Here is my attempt, which I think is suboptimal, \begin{align} \sum_{k=1}^n P(B<k) P(B\ge k) &\le \sum_{k=1}^n P(B\ge k) \text{ use $P(B<k) \le 1$ }\\ &= \sum_{k=1}^n e^{-2n(p-\frac{k}{n} )^2}, \end{align} where in the last step we have use a tail bound for Binomial (see wiki). There are some other better tail bounds that can improve this inequality. However, I think we still lose a lot in step.
Is there a better way of approaching this?

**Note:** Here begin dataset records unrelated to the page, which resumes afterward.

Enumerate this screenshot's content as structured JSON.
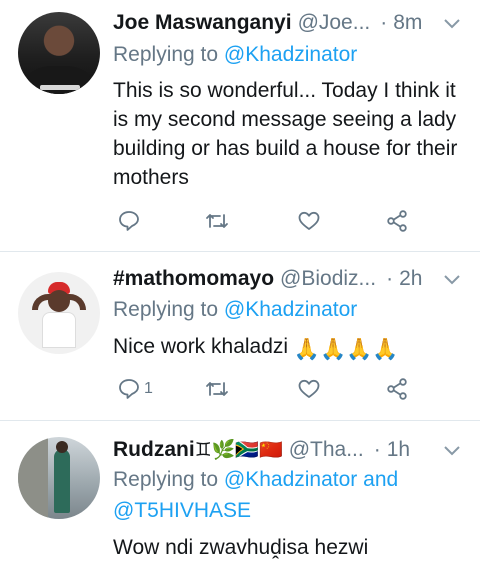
{
  "tweets": [
    {
      "name": "Joe Maswanganyi",
      "handle": "@Joe...",
      "dot": "·",
      "time": "8m",
      "reply_prefix": "Replying to",
      "reply_to": "@Khadzinator",
      "text": "This is so wonderful... Today I think it is my second message seeing a lady building or has build a house for their mothers",
      "reply_count": ""
    },
    {
      "name": "#mathomomayo",
      "handle": "@Biodiz...",
      "dot": "·",
      "time": "2h",
      "reply_prefix": "Replying to",
      "reply_to": "@Khadzinator",
      "text": "Nice work khaladzi",
      "text_emoji": "🙏🙏🙏🙏",
      "reply_count": "1"
    },
    {
      "name": "Rudzani",
      "name_emoji": "♊🌿🇿🇦🇨🇳",
      "handle": "@Tha...",
      "dot": "·",
      "time": "1h",
      "reply_prefix": "Replying to",
      "reply_to": "@Khadzinator and",
      "reply_to_2": "@T5HIVHASE",
      "text": "Wow ndi zwavhuḓisa hezwi"
    }
  ],
  "icons": [
    "reply-icon",
    "retweet-icon",
    "like-icon",
    "share-icon",
    "caret-down-icon"
  ],
  "colors": {
    "link": "#1da1f2",
    "secondary": "#657786",
    "text": "#14171a",
    "divider": "#e1e8ed"
  }
}
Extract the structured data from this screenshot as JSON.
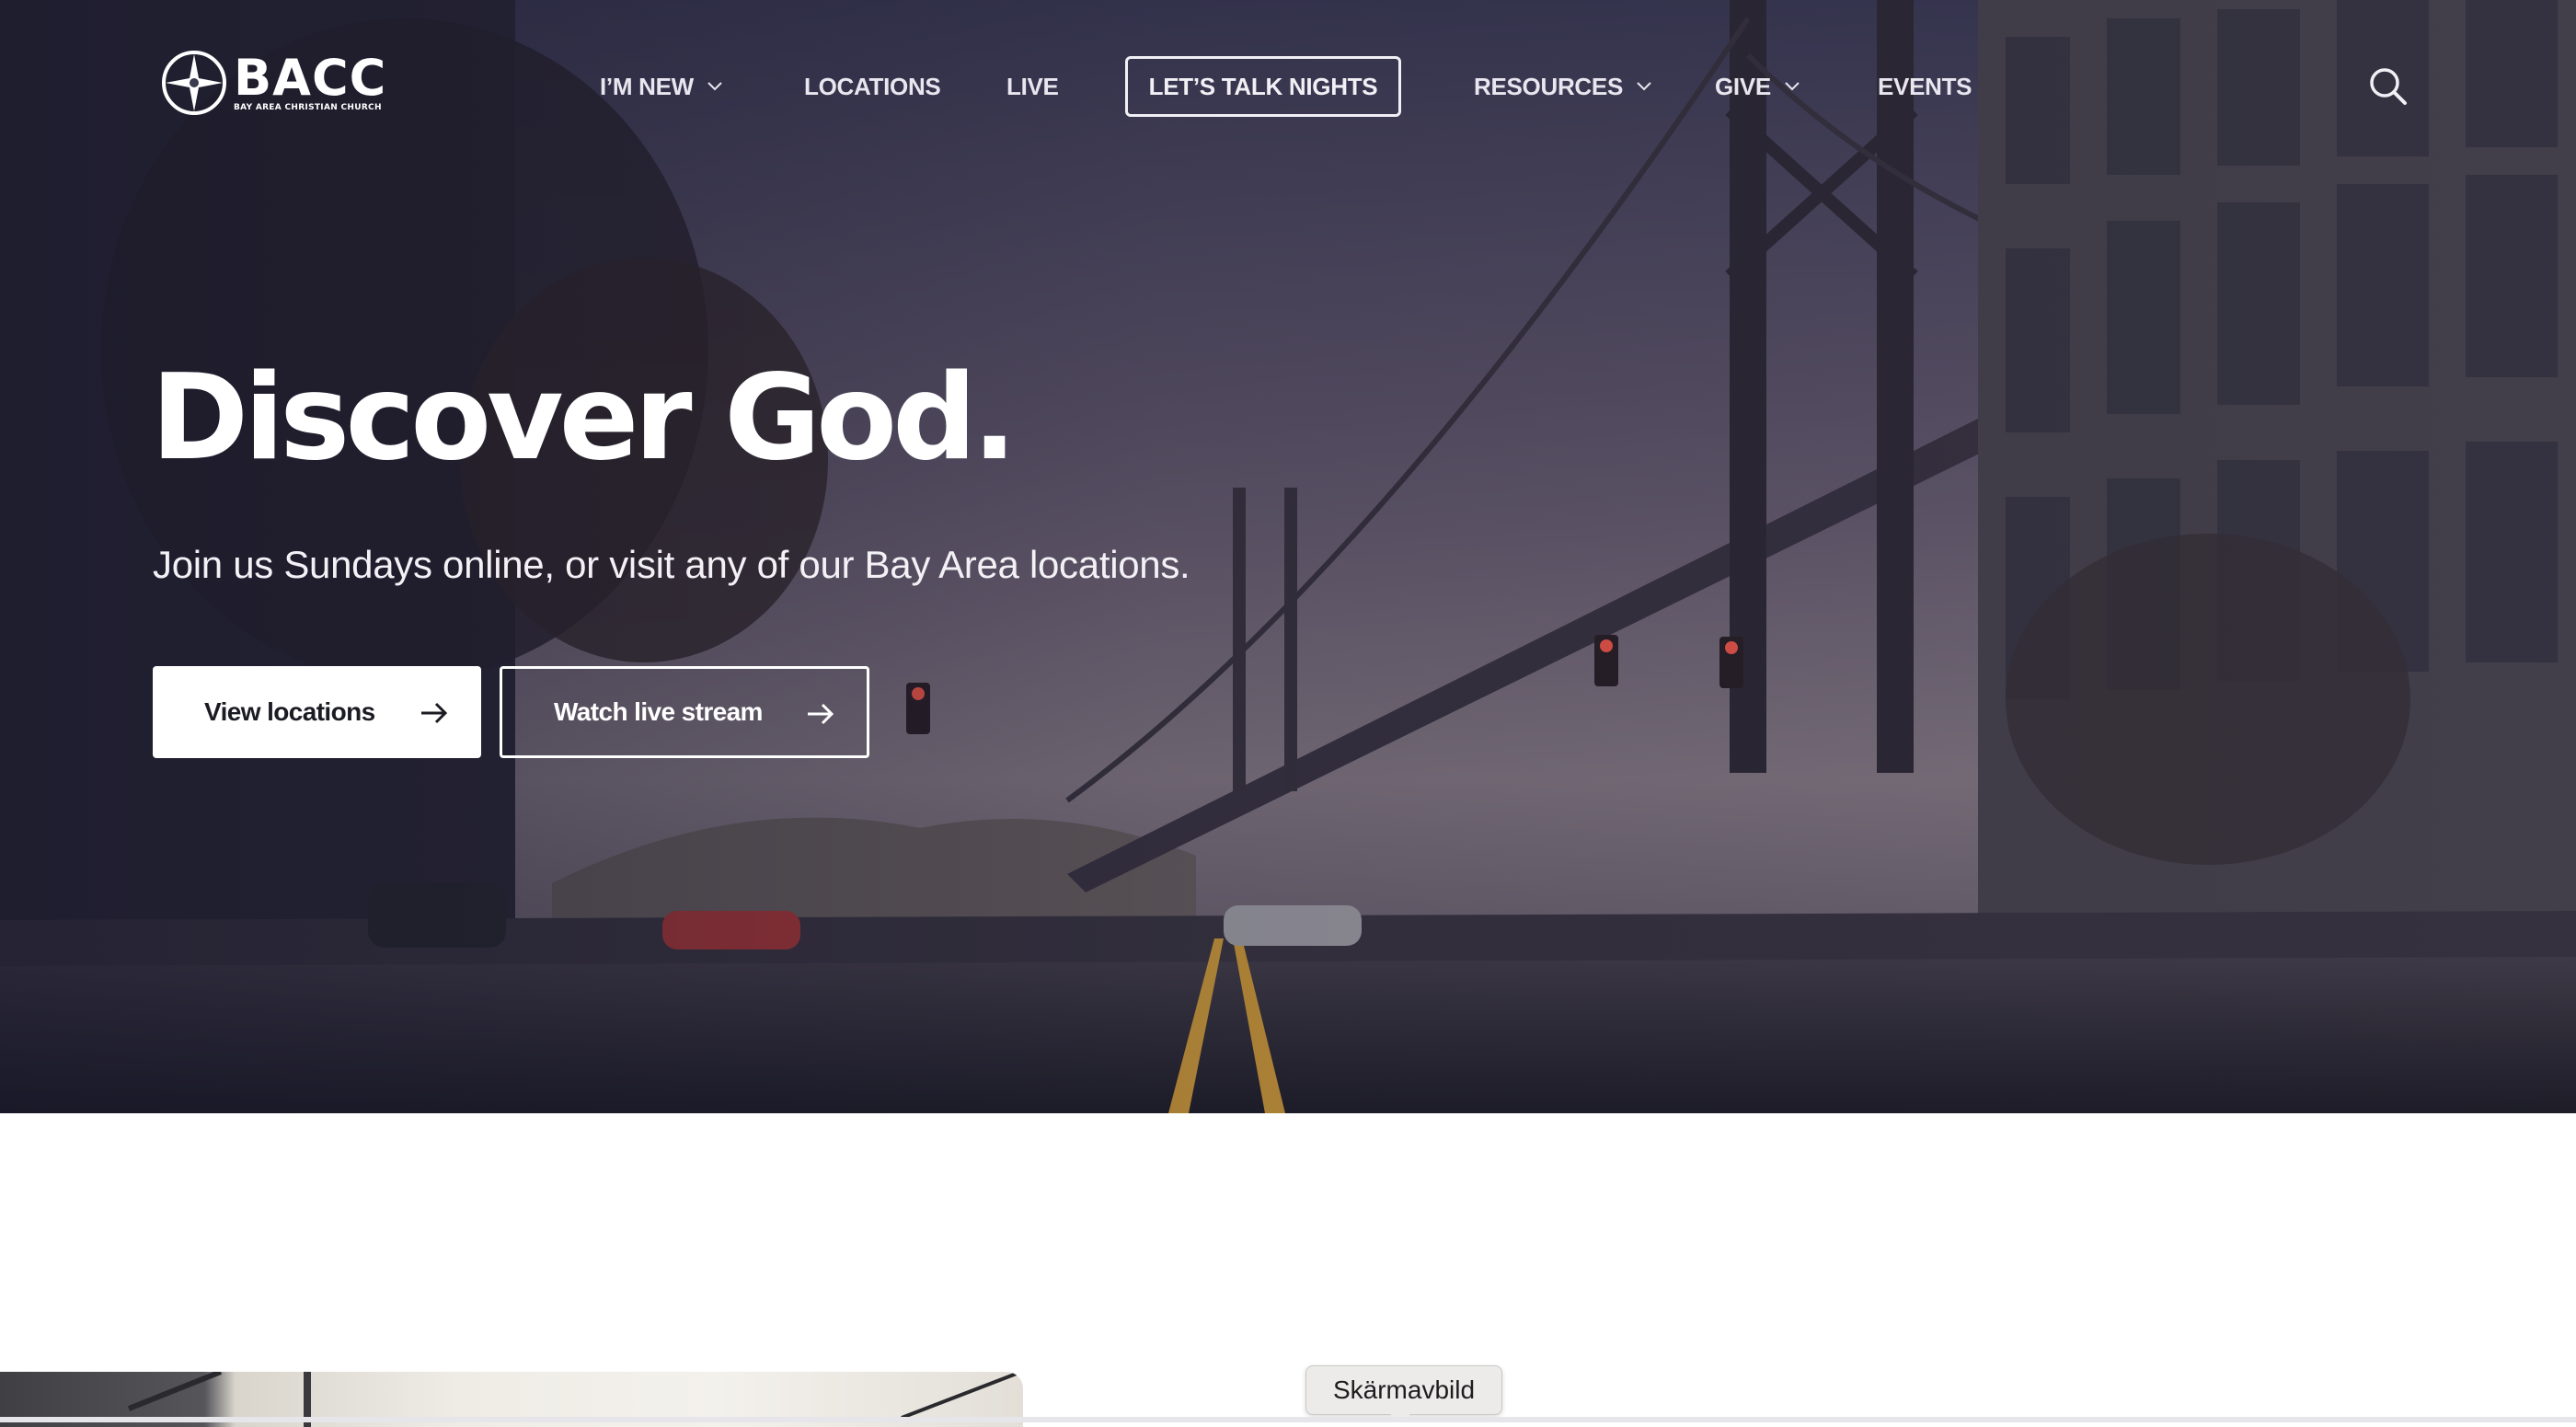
{
  "brand": {
    "name": "BACC",
    "tagline": "BAY AREA CHRISTIAN CHURCH"
  },
  "nav": {
    "items": [
      {
        "label": "I’M NEW",
        "has_dropdown": true
      },
      {
        "label": "LOCATIONS",
        "has_dropdown": false
      },
      {
        "label": "LIVE",
        "has_dropdown": false
      },
      {
        "label": "LET’S TALK NIGHTS",
        "has_dropdown": false,
        "outlined": true
      },
      {
        "label": "RESOURCES",
        "has_dropdown": true
      },
      {
        "label": "GIVE",
        "has_dropdown": true
      },
      {
        "label": "EVENTS",
        "has_dropdown": false
      }
    ],
    "search_icon": "search-icon"
  },
  "hero": {
    "headline": "Discover God.",
    "subline": "Join us Sundays online, or visit any of our Bay Area locations.",
    "primary_button": "View locations",
    "secondary_button": "Watch live stream",
    "arrow_icon": "arrow-right-icon"
  },
  "tooltip": {
    "text": "Skärmavbild"
  },
  "colors": {
    "hero_overlay": "#2b2a40",
    "text_light": "#ffffff",
    "button_text_dark": "#1b1b24",
    "road_line": "#d9a23a"
  }
}
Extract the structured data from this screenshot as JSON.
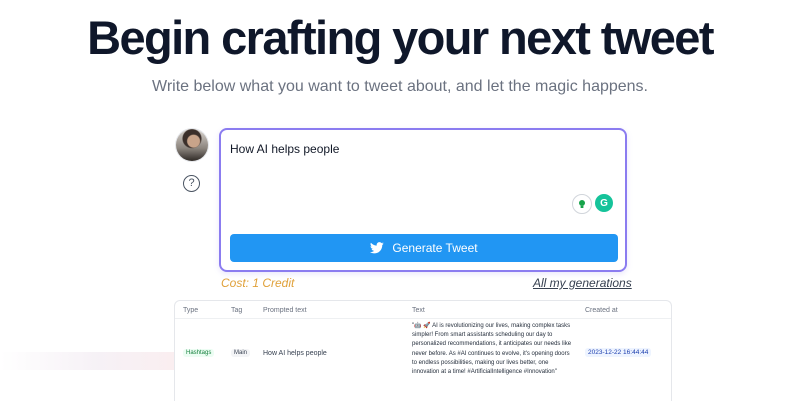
{
  "hero": {
    "title": "Begin crafting your next tweet",
    "subtitle": "Write below what you want to tweet about, and let the magic happens."
  },
  "composer": {
    "value": "How AI helps people",
    "help_glyph": "?",
    "generate_label": "Generate Tweet",
    "extension_icons": [
      "bulb-icon",
      "grammarly-icon"
    ],
    "grammarly_glyph": "G",
    "accent_color": "#8b7cf0",
    "button_color": "#2196f3"
  },
  "meta": {
    "cost": "Cost: 1 Credit",
    "all_generations_link": "All my generations",
    "cost_color": "#e0a13a"
  },
  "table": {
    "headers": {
      "type": "Type",
      "tag": "Tag",
      "prompted_text": "Prompted text",
      "text": "Text",
      "created_at": "Created at"
    },
    "rows": [
      {
        "type": "Hashtags",
        "tag": "Main",
        "prompted_text": "How AI helps people",
        "text": "\"🤖 🚀 AI is revolutionizing our lives, making complex tasks simpler! From smart assistants scheduling our day to personalized recommendations, it anticipates our needs like never before. As #AI continues to evolve, it's opening doors to endless possibilities, making our lives better, one innovation at a time! #ArtificialIntelligence #Innovation\"",
        "created_at": "2023-12-22 16:44:44"
      }
    ]
  }
}
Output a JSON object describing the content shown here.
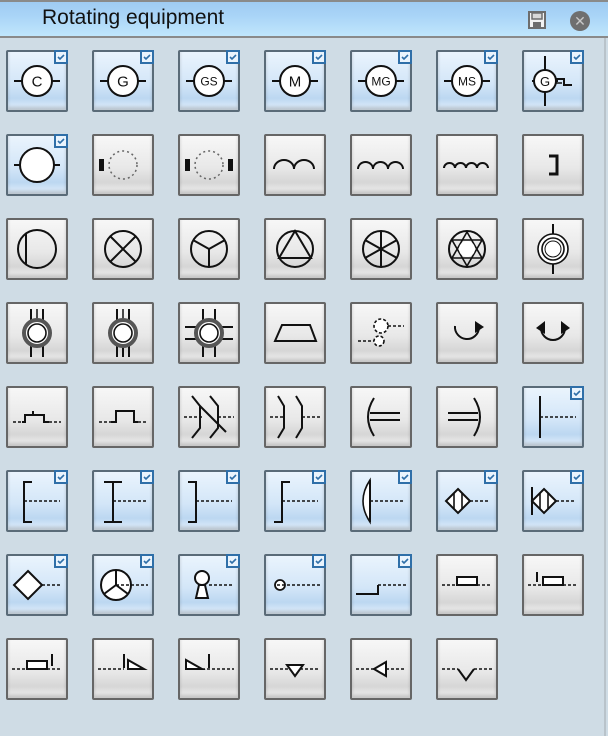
{
  "panel": {
    "title": "Rotating equipment",
    "save_icon": "floppy-disk-icon",
    "close_icon": "close-circle-icon",
    "close_glyph": "✕"
  },
  "tiles": [
    {
      "name": "compressor",
      "label": "C",
      "style": "blue",
      "checked": true
    },
    {
      "name": "generator",
      "label": "G",
      "style": "blue",
      "checked": true
    },
    {
      "name": "generator-synchronous",
      "label": "GS",
      "style": "blue",
      "checked": true
    },
    {
      "name": "motor",
      "label": "M",
      "style": "blue",
      "checked": true
    },
    {
      "name": "motor-generator",
      "label": "MG",
      "style": "blue",
      "checked": true
    },
    {
      "name": "motor-synchronous",
      "label": "MS",
      "style": "blue",
      "checked": true
    },
    {
      "name": "generator-with-connection",
      "label": "G",
      "style": "blue",
      "checked": true
    },
    {
      "name": "machine-circle",
      "label": "",
      "style": "blue",
      "checked": true
    },
    {
      "name": "machine-brush-one-side",
      "label": "",
      "style": "gray",
      "checked": false
    },
    {
      "name": "machine-brush-two-sides",
      "label": "",
      "style": "gray",
      "checked": false
    },
    {
      "name": "winding-2-loops",
      "label": "",
      "style": "gray",
      "checked": false
    },
    {
      "name": "winding-3-loops",
      "label": "",
      "style": "gray",
      "checked": false
    },
    {
      "name": "winding-4-loops",
      "label": "",
      "style": "gray",
      "checked": false
    },
    {
      "name": "bracket-end",
      "label": "",
      "style": "gray",
      "checked": false
    },
    {
      "name": "circle-with-bar",
      "label": "",
      "style": "gray",
      "checked": false
    },
    {
      "name": "circle-with-cross",
      "label": "",
      "style": "gray",
      "checked": false
    },
    {
      "name": "circle-three-phase-y",
      "label": "",
      "style": "gray",
      "checked": false
    },
    {
      "name": "circle-with-triangle",
      "label": "",
      "style": "gray",
      "checked": false
    },
    {
      "name": "circle-six-phase",
      "label": "",
      "style": "gray",
      "checked": false
    },
    {
      "name": "circle-with-star",
      "label": "",
      "style": "gray",
      "checked": false
    },
    {
      "name": "double-circle-vertical",
      "label": "",
      "style": "gray",
      "checked": false
    },
    {
      "name": "ring-two-leads",
      "label": "",
      "style": "gray",
      "checked": false
    },
    {
      "name": "ring-three-leads",
      "label": "",
      "style": "gray",
      "checked": false
    },
    {
      "name": "ring-four-leads",
      "label": "",
      "style": "gray",
      "checked": false
    },
    {
      "name": "trapezoid",
      "label": "",
      "style": "gray",
      "checked": false
    },
    {
      "name": "dashed-coupling",
      "label": "",
      "style": "gray",
      "checked": false
    },
    {
      "name": "rotation-clockwise",
      "label": "",
      "style": "gray",
      "checked": false
    },
    {
      "name": "rotation-both-directions",
      "label": "",
      "style": "gray",
      "checked": false
    },
    {
      "name": "connector-small-step",
      "label": "",
      "style": "gray",
      "checked": false
    },
    {
      "name": "connector-large-step",
      "label": "",
      "style": "gray",
      "checked": false
    },
    {
      "name": "plug-crossed",
      "label": "",
      "style": "gray",
      "checked": false
    },
    {
      "name": "plug-socket",
      "label": "",
      "style": "gray",
      "checked": false
    },
    {
      "name": "receptacle-left",
      "label": "",
      "style": "gray",
      "checked": false
    },
    {
      "name": "receptacle-right",
      "label": "",
      "style": "gray",
      "checked": false
    },
    {
      "name": "t-junction",
      "label": "",
      "style": "blue",
      "checked": true
    },
    {
      "name": "bracket-open-left",
      "label": "",
      "style": "blue",
      "checked": true
    },
    {
      "name": "i-beam",
      "label": "",
      "style": "blue",
      "checked": true
    },
    {
      "name": "bracket-close-right",
      "label": "",
      "style": "blue",
      "checked": true
    },
    {
      "name": "step-up",
      "label": "",
      "style": "blue",
      "checked": true
    },
    {
      "name": "lens-left",
      "label": "",
      "style": "blue",
      "checked": true
    },
    {
      "name": "diamond-split",
      "label": "",
      "style": "blue",
      "checked": true
    },
    {
      "name": "diamond-split-with-bar",
      "label": "",
      "style": "blue",
      "checked": true
    },
    {
      "name": "diamond",
      "label": "",
      "style": "blue",
      "checked": true
    },
    {
      "name": "circle-three-spokes",
      "label": "",
      "style": "blue",
      "checked": true
    },
    {
      "name": "keyhole",
      "label": "",
      "style": "blue",
      "checked": true
    },
    {
      "name": "small-circle-dash",
      "label": "",
      "style": "blue",
      "checked": true
    },
    {
      "name": "step-down-line",
      "label": "",
      "style": "blue",
      "checked": true
    },
    {
      "name": "rectangle-on-line",
      "label": "",
      "style": "gray",
      "checked": false
    },
    {
      "name": "rectangle-with-marker",
      "label": "",
      "style": "gray",
      "checked": false
    },
    {
      "name": "rectangle-marker-right",
      "label": "",
      "style": "gray",
      "checked": false
    },
    {
      "name": "triangle-marker-right",
      "label": "",
      "style": "gray",
      "checked": false
    },
    {
      "name": "triangle-marker-left",
      "label": "",
      "style": "gray",
      "checked": false
    },
    {
      "name": "triangle-down-on-line",
      "label": "",
      "style": "gray",
      "checked": false
    },
    {
      "name": "triangle-left-on-line",
      "label": "",
      "style": "gray",
      "checked": false
    },
    {
      "name": "v-notch-on-line",
      "label": "",
      "style": "gray",
      "checked": false
    }
  ]
}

That would result in a tight bound for large $n$?
We can approximate $B_{n}$ as a normal random variable: $$\hat{B}_{n} = (B_{n}-np) /\sqrt{np(1-p)} \sim N(0,1)$$ Then, $$P(B_{n} < k) = P\left(\hat{B}_{n} < (k-np)/\sqrt{np(1-p)}\right)$$ $$P(B_{n} \geq k) = P\left(\hat{B}_{n} \geq (k-np)/\sqrt{np(1-p)}\right)$$ Therefore,
$$\frac{1}{\sqrt{np(1-p)}}\sum_{k=1}^n P(B<k) P(B\ge k) \rightarrow \int_{-\infty}^{\infty} \Phi(x)(1-\Phi(x)) dx = \frac{1}{\sqrt{\pi}}$$
Is approximately the Riemann integral of $\Phi(x)(1-\Phi(x))$ from $-np/\sqrt{np(1-p)}$ to $n(1-p)/\sqrt{np(1-p)}$ with step sizes of $1/\sqrt{np(1-p)}$.
In conclusion: $$\sum_{k=1}^n P(B<k) P(B\ge k) \approx \sqrt{\frac{np(1-p)}{\pi}}$$ (Approximately as in their ratio goes to $1$.)